The company, L&L Properties, went to the Niagara County Industrial Development Agency on Thursday for the second time in a month asking for sales tax exemptions on construction materials and other items.

And for a second time, the agency balked at giving its approval.

"They don't have to justify the need for this," said David R. Chamberlain, first vice chairman of the NCIDA board.

"The question we have to ask ourselves is: Since less than 50 percent of the facility will be used by the hospital, do we want to grant tax exemptions to a couple of doctors making a profit? I think they should do it on their own and not on the backs of the taxpayers."

James Taylor, a prospective tenant in the new building, added his voice to those of the Town of Lewiston and the hospital itself supporting the medical building.

"For years, Mount St. Mary's has lost patients to Erie County because of the lack of facilities," Taylor told the board.

Mount St. Mary's would use 11,000 square feet of the 28,000-square-foot building, which would include a 5,000-square-foot facility for radiology. The project is six months behind schedule.

"I think this medical facility is something that's needed for the hospital and the community," said IDA Chairman William G. Mayne.

Board member Robert R. Villani agreed with that, but asked, "Why is the hospital not doing this themselves?"

The answer to that was simple -- the hospital doesn't have the money, Taylor noted.

After much disagreement, the IDA board decided to hold a public meeting to decide the issue.
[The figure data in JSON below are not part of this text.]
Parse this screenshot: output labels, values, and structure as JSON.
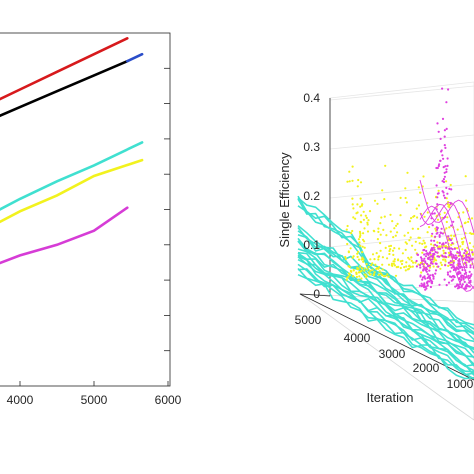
{
  "chart_data": [
    {
      "type": "line",
      "xlabel": "",
      "ylabel": "",
      "title": "",
      "xlim": [
        3000,
        6000
      ],
      "x_ticks": [
        "4000",
        "5000",
        "6000"
      ],
      "grid": false,
      "series": [
        {
          "color": "#d7191c",
          "points": [
            [
              3000,
              0.74
            ],
            [
              3500,
              0.79
            ],
            [
              4000,
              0.84
            ],
            [
              4500,
              0.89
            ],
            [
              5000,
              0.94
            ],
            [
              5450,
              0.985
            ]
          ]
        },
        {
          "color": "#000000",
          "points": [
            [
              3000,
              0.7
            ],
            [
              3500,
              0.745
            ],
            [
              4000,
              0.79
            ],
            [
              4500,
              0.835
            ],
            [
              5000,
              0.88
            ],
            [
              5450,
              0.92
            ]
          ]
        },
        {
          "color": "#2a4dc9",
          "points": [
            [
              5450,
              0.92
            ],
            [
              5650,
              0.94
            ]
          ]
        },
        {
          "color": "#40e0d0",
          "points": [
            [
              3000,
              0.43
            ],
            [
              3500,
              0.475
            ],
            [
              4000,
              0.53
            ],
            [
              4500,
              0.58
            ],
            [
              5000,
              0.625
            ],
            [
              5650,
              0.69
            ]
          ]
        },
        {
          "color": "#f2f21e",
          "points": [
            [
              3000,
              0.4
            ],
            [
              3500,
              0.44
            ],
            [
              4000,
              0.495
            ],
            [
              4500,
              0.54
            ],
            [
              5000,
              0.595
            ],
            [
              5650,
              0.64
            ]
          ]
        },
        {
          "color": "#d63cd6",
          "points": [
            [
              3000,
              0.3
            ],
            [
              3500,
              0.33
            ],
            [
              4000,
              0.37
            ],
            [
              4500,
              0.4
            ],
            [
              5000,
              0.44
            ],
            [
              5450,
              0.505
            ]
          ]
        }
      ]
    },
    {
      "type": "scatter",
      "subtype": "3d",
      "ylabel": "Single Efficiency",
      "xlabel": "Iteration",
      "z_ticks": [
        "0",
        "0.1",
        "0.2",
        "0.3",
        "0.4"
      ],
      "x_ticks": [
        "5000",
        "4000",
        "3000",
        "2000",
        "1000"
      ],
      "zlim": [
        0,
        0.4
      ],
      "series_colors": [
        "#40e0d0",
        "#f2f21e",
        "#e040e0"
      ]
    }
  ]
}
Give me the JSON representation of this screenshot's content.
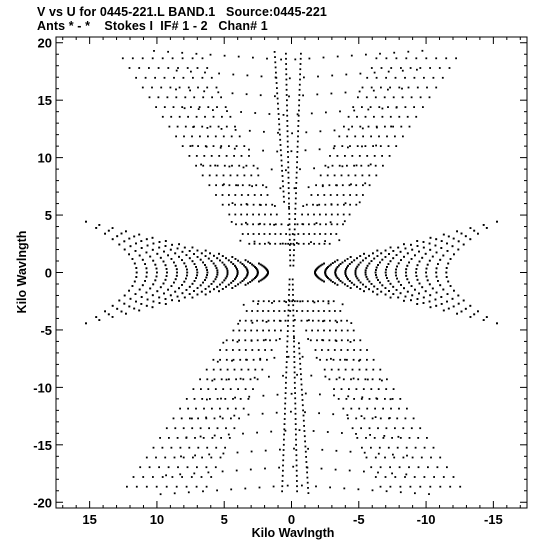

The meeting will be held in Lewiston after the parties concerned have been given the usual 30 days' notice, said Larry D. Witul, assistant director of the IDA.

In other business Thursday, the agency approved recommendations made a month ago to grant tax cuts to drug packager Promex Medical to spend $1.6 million renovating and expanding its Buffalo Avenue plant. The project will add 140 jobs that would bring an estimated annual payroll of more than $4 million into the Niagara region, said IDA Executive Director John R. Simon.

The IDA also handed tax concessions to a Colorado firm, Cherokee Environmental, to build a $2 million industrial building on the site of the former Forest Glen mobile home park straddling the City of Niagara Falls and the Town of Niagara. The 40,000-square-foot building will be the first of four proposed industrial facilities on the 28-acre site.

The 150 people who lived in the mobile home park were evacuated 10 years ago after toxic sludge bubbled up in back yards. Goodyear Tire & Rubber Co. used the area as a dumping ground for chemical waste in the 1960s and 1970s.